Lecture 4: Convex analysis/optimization
Convex functions
Neural networks: non-convex
We want the loss function to be convex:
\[\min_f \frac 1 n \sum\limits_{ i=1 }^n l(y_i, f(x_i)) + λ Ω(f)\]- Convex set $K ⊆ ℝ^n$:
-
iff \(∀(x, y) ∈ K, ∀α∈[0, 1], \; αx + (1-α)y ∈ K\)
Examples:
- $ℝ^n$
- $\lbrace x \mid \Vert x \Vert \rbrace ≤ 1$
- Affine subspace: $A^T x = b$
- Half-space: $a^Tx ≤ b$
- Polytopes $∈ℝ^n$
Property: convex sets are stable under intersection
NB: We’ll always try to see our sets as intersections of convex sets
- Convex hull of a set $A ⊆ ℝ^n$:
-
the smallest convex set containing $A$
Property: \(hull(A) = \text{set of barycenters of points in } A \\ ≝ \left\lbrace \sum\limits_{ i∈ I } α_i x_i \mid x_i ∈ A, α_i ≥ 0, \sum\limits_{ i∈I } α_i = 1 \right\rbrace\)
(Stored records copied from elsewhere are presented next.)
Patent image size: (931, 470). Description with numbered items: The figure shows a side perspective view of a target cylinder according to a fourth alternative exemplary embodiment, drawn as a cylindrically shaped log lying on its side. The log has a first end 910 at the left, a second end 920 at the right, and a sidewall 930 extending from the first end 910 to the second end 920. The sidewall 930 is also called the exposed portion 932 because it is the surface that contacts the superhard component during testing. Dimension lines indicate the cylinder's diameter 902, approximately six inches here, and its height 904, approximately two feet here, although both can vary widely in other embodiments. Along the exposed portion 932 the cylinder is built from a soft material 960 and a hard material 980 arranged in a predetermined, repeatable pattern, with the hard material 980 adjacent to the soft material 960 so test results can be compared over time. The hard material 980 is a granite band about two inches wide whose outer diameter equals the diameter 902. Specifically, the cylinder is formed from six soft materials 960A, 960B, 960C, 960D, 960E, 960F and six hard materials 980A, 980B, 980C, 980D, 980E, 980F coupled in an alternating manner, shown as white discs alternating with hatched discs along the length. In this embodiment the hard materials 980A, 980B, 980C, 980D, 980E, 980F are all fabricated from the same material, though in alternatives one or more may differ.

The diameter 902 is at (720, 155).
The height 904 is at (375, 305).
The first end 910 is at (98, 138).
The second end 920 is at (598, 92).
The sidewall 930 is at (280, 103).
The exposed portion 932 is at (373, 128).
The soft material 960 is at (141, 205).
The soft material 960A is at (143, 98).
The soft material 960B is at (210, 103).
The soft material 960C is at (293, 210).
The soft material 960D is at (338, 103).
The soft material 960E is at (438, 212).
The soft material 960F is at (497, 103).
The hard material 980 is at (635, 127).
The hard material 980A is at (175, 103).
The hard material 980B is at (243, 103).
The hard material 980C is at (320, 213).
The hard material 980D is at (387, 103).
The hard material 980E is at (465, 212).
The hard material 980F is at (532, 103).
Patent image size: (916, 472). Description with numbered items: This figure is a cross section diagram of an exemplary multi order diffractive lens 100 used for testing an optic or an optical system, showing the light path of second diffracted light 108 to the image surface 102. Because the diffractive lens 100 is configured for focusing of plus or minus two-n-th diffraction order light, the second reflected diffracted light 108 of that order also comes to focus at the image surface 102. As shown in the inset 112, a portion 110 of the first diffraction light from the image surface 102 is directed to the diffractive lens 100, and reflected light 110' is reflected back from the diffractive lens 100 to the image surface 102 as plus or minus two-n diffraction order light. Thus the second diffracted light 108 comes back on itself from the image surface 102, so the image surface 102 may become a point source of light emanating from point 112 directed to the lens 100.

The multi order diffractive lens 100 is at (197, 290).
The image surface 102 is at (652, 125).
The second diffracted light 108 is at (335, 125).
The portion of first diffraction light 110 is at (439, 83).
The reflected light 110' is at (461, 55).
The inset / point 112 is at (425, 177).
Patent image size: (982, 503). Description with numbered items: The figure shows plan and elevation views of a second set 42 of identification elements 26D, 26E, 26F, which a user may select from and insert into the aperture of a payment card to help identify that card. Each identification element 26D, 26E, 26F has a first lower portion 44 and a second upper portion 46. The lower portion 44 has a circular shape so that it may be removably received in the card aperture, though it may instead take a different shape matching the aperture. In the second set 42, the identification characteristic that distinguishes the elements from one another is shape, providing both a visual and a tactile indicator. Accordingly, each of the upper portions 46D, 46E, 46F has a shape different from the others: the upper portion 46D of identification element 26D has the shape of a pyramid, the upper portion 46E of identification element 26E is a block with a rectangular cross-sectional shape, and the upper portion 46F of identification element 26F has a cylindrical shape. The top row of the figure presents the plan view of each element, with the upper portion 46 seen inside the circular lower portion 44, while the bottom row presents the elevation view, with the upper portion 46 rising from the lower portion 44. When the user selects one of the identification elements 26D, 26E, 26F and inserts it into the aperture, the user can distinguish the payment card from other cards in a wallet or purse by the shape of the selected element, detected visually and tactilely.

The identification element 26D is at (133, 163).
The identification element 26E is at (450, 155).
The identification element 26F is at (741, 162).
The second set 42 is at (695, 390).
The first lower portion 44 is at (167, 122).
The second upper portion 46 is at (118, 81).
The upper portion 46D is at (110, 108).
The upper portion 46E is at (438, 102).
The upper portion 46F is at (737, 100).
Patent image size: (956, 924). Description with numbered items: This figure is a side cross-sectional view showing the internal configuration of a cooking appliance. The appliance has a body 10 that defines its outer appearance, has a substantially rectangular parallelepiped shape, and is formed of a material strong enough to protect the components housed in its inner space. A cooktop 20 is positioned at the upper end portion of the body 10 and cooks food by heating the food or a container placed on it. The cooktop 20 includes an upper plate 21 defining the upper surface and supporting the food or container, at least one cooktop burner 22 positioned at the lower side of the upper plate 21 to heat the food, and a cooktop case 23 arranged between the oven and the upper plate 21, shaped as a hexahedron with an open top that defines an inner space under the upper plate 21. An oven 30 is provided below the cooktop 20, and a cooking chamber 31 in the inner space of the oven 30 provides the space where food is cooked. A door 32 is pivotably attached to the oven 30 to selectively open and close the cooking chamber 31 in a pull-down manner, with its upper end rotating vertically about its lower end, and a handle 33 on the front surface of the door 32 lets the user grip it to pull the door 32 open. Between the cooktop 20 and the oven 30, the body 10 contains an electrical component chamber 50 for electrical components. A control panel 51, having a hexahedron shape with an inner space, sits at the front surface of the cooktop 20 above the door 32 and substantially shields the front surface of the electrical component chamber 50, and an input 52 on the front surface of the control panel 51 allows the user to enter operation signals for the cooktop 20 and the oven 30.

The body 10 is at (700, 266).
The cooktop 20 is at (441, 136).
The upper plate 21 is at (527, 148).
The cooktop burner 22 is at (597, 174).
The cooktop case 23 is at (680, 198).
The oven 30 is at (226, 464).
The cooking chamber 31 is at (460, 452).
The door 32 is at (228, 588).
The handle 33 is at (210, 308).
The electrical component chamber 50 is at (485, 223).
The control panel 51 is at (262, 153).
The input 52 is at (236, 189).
Hahn-Banach Theorem: if $C$ and $D$ are two disjoint convex sets, they can be separated by a hyperplane
i.e. \(∃a, b; \; \begin{cases} C ⊆ \lbrace a^Tx ≤ b \rbrace \\ D ⊆ \lbrace a^Tx ≥ b \rbrace \end{cases}\)
- Convex functions $f: D ⊆ ℝ^n ⟶ ℝ$ is convex:
-
iff
- $D$ is convex
- \[∀(x, y) ∈ D, ∀α∈[0, 1], \; f(αx + (1-α)y) ≤ αf(x) + (1-α)f(y)\]
- Strict convexity:
-
- $α ∈ ]0, 1[$
- $f(αx + (1-α)y) < αf(x) + (1-α)f(y)$
NB: Warning: translation in English:
- positif (French) ⟺ non negative (English)
-
strictement positif (French) ⟺ positive (English)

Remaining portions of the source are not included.